Sumireko fighting Clownpiece's Spell Card

Violet Detector is a two-dimensional shoot 'em up game in which the player has to shoot at a single enemy boss to deplete them of their health, whilst avoiding their attacks. Unlike the previous photography Touhou games (Shoot the Bullet and Double Spoiler), the player's camera is not their only means of attack, and the gameplay is more characteristic of the regular Touhou games. The player has a regular shot, which is used to defeat enemies, and the camera holds a secondary role, being capable of removing enemy bullets, but it must be charged before it can be used.
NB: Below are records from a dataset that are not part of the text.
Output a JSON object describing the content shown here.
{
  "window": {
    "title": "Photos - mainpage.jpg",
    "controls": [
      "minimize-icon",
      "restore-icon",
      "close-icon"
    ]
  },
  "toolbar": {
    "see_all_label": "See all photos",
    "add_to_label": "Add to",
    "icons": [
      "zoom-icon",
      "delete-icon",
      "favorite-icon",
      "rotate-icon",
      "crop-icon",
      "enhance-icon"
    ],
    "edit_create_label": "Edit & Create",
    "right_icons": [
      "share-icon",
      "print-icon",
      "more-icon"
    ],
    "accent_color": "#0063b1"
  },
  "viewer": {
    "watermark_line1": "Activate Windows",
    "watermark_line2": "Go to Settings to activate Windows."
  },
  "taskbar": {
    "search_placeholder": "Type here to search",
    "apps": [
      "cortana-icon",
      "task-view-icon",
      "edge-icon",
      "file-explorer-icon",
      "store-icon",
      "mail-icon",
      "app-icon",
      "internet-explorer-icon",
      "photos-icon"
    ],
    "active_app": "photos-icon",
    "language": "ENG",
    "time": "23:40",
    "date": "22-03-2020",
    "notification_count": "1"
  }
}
At least one photograph of the boss must be taken in order for a player to progress to the next stage.

In Violet Detector, each stage consists of only a single boss, who only has a single Spell Card. However, usage of the camera does not provide the player with invulnerability frames, and the player only has one life, which if lost, requires the entire level to be restarted from the beginning. The player is also given the ability to teleport to move out of the enemy's line of fire.

== Plot ==
Sumireko Usami, a magician high-school student from the Outside World (Earth), has the ability to visit Gensokyo, but only during her dreams. She has a recurring dream in which she is attacked by Reimu Hakurei without reason. Sumireko prepared to photograph the danmaku of Reimu and other residents of Gensokyo, for the purpose of uploading it to social media.

== Development ==
Violet Detector was announced on ZUN's blog and Twitter on July 19, 2018. The game was physically distributed on August 10 at the Summer Comiket, and released on Steam on the same day.

ZUN deliberately avoided adding new mechanics into Violet Detector that would make the game easier for newer players, as he wanted to provide players with the satisfaction of being able to complete the game with their own skill, stating in the game's afterword that games that endorse player skill have become less common.

== Reception ==
IGN gave the game a 7/10, saying that "Touhou Violet Detector is quite difficult, but both its story and mechanics deserve praise for their design." The game was criticised for being unforgiving for new players, and for the teleportation mechanic being awkward to use, suggesting that the implementation of difficulty settings and a dedicated teleport keybind would improve the game. On Steam, over 74% of player reviews were positive.